| AVS 55th International Symposium & Exhibition | |
| Graphene Topical Conference | Tuesday Sessions |
| Session GR+EM+NC-TuM |
| Session: | Graphene and Carbon Electronics |
| Presenter: | M. Sprinkle, Georgia Institute of Technology |
| Authors: | M. Sprinkle, Georgia Institute of Technology F. Ming, Georgia Institute of Technology D. Martinotti, CEA Saclay, France P.G. Soukiassian, Université de Paris-Sud/Orsay and CEA Saclay, France C. Berger, Georgia Institute of Technology E.H. Conrad, Georgia Institute of Technology W.A. de Heer, Georgia Institute of Technology |
| Correspondent: | Click to Email |
Multi-layer graphene grown epitaxially on the C-terminated (000-1) surface of 4H-SiC in a high vacuum (~10-5 Torr), high temperature (~1420 °C) induction furnace environment has been shown to be of extremely high quality1,2 and mobility.3,4 Though multi-layered, the material exhibits electronic properties similar to those of isolated graphene.1,3,4,5 Here, we characterize the material by atomic force microscopy (AFM), low energy electron microscopy (LEEM), and ellipsometry, and gain insight into growth mechanisms, highlighting growth on 4H-SiC(000-1) in comparison to 4H-SiC(0001), 6H-SiC(000-1), and 6H-SiC(0001).

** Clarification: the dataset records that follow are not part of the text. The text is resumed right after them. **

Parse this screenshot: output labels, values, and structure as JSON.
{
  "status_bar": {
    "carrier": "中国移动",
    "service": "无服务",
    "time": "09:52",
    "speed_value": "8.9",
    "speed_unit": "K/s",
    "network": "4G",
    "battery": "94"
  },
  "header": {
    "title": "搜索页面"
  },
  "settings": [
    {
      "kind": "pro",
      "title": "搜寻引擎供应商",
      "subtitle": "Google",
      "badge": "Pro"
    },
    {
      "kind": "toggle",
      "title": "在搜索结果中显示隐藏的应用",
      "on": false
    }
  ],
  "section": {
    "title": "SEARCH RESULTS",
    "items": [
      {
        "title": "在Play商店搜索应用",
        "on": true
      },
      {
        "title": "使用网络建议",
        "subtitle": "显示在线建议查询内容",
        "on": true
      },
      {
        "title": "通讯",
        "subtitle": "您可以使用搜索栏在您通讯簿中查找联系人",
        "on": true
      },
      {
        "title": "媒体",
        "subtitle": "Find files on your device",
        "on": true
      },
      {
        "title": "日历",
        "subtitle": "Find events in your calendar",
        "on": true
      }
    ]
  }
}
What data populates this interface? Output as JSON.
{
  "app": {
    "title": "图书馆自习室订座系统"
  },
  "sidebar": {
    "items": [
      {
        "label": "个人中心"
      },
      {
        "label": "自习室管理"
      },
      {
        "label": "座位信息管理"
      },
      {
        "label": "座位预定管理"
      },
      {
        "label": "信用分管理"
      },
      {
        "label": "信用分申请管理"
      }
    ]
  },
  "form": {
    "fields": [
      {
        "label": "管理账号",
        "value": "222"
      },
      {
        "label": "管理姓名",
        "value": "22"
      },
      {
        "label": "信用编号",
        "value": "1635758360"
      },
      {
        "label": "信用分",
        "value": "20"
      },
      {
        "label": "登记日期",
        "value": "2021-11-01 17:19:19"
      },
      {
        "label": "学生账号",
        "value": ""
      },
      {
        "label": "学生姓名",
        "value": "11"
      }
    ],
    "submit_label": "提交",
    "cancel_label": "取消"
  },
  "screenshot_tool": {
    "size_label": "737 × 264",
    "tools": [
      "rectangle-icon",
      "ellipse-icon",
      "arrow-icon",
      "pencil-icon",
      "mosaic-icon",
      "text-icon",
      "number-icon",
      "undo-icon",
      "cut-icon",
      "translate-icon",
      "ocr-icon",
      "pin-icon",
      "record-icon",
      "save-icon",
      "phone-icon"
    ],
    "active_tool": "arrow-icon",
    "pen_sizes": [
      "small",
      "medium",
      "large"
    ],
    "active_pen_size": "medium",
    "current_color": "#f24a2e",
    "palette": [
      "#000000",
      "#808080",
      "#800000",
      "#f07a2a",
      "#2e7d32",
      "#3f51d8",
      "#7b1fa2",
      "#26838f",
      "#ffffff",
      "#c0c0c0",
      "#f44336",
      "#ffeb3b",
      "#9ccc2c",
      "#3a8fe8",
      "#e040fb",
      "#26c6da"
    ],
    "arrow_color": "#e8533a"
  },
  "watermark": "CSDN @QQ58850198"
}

AFM and LEEM images demonstrate µm-scale graphene terraces. Ellipsometry and LEEM data show that graphene thickness is quite uniform over mm and µm scales.
1 J. Hass et al., Phys. Rev. Lett. 100, 125504 (2008).
2 J. Hass et al., J. Phys. Cond. Matt. 80, (in press)
3 C. Berger et al., Science 3012, 1191 (2006).
4 W. A. de Heer et al., Solid State Comm. 143, 92-100 (2007).
5 M. Sadowski et al., Phys. Rev. Lett. 97, 266405 (2006).